Thursday, January 25, 2018

1/24. Wednesday, Mamallapuram

Mamallapuram!

We were able to find a room at the Blue Moon Guest House for Thursday and Friday nights.  It turns out that this is the Independence Weekend, and we were very lucky to find a place.  We made an assumption, as we saw Uber tags on cars that we could order an Uber to take us from central Chennai to the coastal beach town.  Nope!  Turns out, Uber can not go between cities, it is strictly within a city (jurisdiction) and apparently does not compete with longer haul cabs.  The clerk at the IBIS was nice enough to call us a car to take us there.  The fee was quite reasonable, in American terms, around $20.  To an Indian, a king’s ransom.

The driver was very sweet.  He was unsure of where the guest house was, and we were too.  He got directions from an auto rickshaw driver and we ended up at a dead end.  Another set of directions and we had to back up and head down the previous left.  Oops, a truck and several parked motor bikes blocked the way.  The driver was unsure of what to do.  We checked on maps.me and saw that we were just a few short blocks away.  We told him we would walk the rest, he was pleasantly surprised that we would do that!

We arrived at the guest house, which has a splendid view to the water and over looking the drerelict grounds of the Radisson BLU hotel.  If the grounds were just cleared of trash and assorted detritus, it would be a lovely view, but as it stands, it looks sort of like a trash heap, minus the smell.  
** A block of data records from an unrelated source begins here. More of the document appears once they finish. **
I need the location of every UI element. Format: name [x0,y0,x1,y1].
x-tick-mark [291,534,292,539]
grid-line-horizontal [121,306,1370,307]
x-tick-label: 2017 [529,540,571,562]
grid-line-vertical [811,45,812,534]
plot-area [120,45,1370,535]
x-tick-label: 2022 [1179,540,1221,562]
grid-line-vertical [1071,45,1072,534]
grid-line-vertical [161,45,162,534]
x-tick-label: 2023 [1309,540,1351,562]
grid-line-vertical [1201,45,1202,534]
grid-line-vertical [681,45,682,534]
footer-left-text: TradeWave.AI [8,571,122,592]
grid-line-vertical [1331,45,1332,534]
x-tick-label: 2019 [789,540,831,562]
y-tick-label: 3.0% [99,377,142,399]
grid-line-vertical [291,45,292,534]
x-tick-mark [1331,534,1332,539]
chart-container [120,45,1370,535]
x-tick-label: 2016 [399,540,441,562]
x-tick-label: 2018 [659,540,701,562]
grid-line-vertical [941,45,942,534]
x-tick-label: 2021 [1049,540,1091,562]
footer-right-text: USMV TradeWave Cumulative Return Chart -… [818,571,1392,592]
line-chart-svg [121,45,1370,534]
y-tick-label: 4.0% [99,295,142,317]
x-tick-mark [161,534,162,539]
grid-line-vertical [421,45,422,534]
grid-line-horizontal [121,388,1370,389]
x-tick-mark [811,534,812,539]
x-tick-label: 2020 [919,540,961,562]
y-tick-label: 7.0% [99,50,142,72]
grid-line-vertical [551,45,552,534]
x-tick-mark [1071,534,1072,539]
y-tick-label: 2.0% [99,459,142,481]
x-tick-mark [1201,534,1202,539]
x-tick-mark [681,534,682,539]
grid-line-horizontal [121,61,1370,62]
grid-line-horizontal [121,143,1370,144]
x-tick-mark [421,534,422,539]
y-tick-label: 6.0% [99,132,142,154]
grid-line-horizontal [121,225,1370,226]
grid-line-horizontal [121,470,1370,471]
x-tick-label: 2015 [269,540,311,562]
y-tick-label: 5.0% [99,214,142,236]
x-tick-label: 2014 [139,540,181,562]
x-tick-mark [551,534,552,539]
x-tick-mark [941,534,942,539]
This is the view from the balcony and breakfast area.  Our room is at the other end of the balcony.  It was the view that sold us on the room.

The proprietor was friendly enough and was happy to see us.  He showed us two rooms, one on the ground floor, with hot water and AC and one on the top floor with a fan and no hot water.  We opted for the view!  The water was not freezing cold, it is a hot country.  In fact, if I took my shower at about 4 pm the water would be close to warm!

We changed into shorts!  No one wears shorts in India, only tourists and young children.  We wore long pants in the city, but decided here at the beach, no long pants!  We wandered over to the water front to look for a place to have lunch and settled on Santana Restaurant on the 2nd floor over looking the beach. 

We were kind of shocked at the prices, mind you, these are still Indian prices, but 300 R (about $4.50) for a beer!  Highway robbery!  Captive Tourist Trade!  In Chennai at the non-touristic bars we went to beers were a lot less.  In fact, a large beer and a large bottled water came to 285 R.  A rupee is about $.015, or 1 and 1/2 cents.  100 R is about $1.50 plus a little bit more, maybe $1.65.  We were used to getting food for max 200 or 250 R per plate and beers in the 200R range.  By NYC standards, it’s free!

There was a film crew there filming an Australian Indian who was at the Santana talking to the owner and various guests, not Bill and I.  The crew got her to scream when a lobster flapped in her face!  I ordered paneer curry and Bill got prawns and chips.  The chips were really good, very crispy, double fried.  My curry was quite tasty and it came with rice.  Between the beers and the food, I could hardly keep my eyes open.  We both went back to the hotel to take a snooze.  

Around 8 pm, we decided to get something to eat.  First day in a long time where I ate 3 meals!  We settled on the Sea Rock, which was right at the edge of the beach.   Neither of us were terribly hungry, but we ordered chicken momos and Tava grilled in the South Indian style.  Prior to us making these decisions, we were given a look at the fresh fish for offer.  There were 2 white snappers, 1 red snapper, various lobsters in a tank, crabs, prawns, and a small tuna (small in that it was not one of those giant ones that you see in Japanese fish markets!

The owner after pouring Bill’s beer into an opaque ceramic mug, but the bottle on the floor next to the table.  I opened my bottle of water, and poured a glass and did the same.  The owner came over and asked where was the water bottle?  I explained I put it on the floor like he had with the beer.  The owner explained that he did that so he didn’t have problems with the police....Back on the table went the water bottle.  

We were informed that the Tava is made with king fish it was grilled and coated with a reddish sauce, and then fried.  It was a bit too fishy for me, but Bill liked it.  A Tava, I just found out is a griddle pan.

We wobbled home looking to avoid the cow pats, as there were many cows in town.  Lots and lots of street dogs.  Oh, by the way, I did see 2 cats while in Chennai.  One, the first, was, no kidding, walking on the corrugated tin roof of one of the shanty shacks below our IBIS room.  The second was as we were leaving the bar in Chenai and it was munching on something taken from an overflowing trash bin.  Could explain why there are not very many rodents around!

We slept soundly until about 8 am when we awoke to try to find accommodations in Pondicherry!  That will be a story to itself.  There was not a room to be found in Pondy!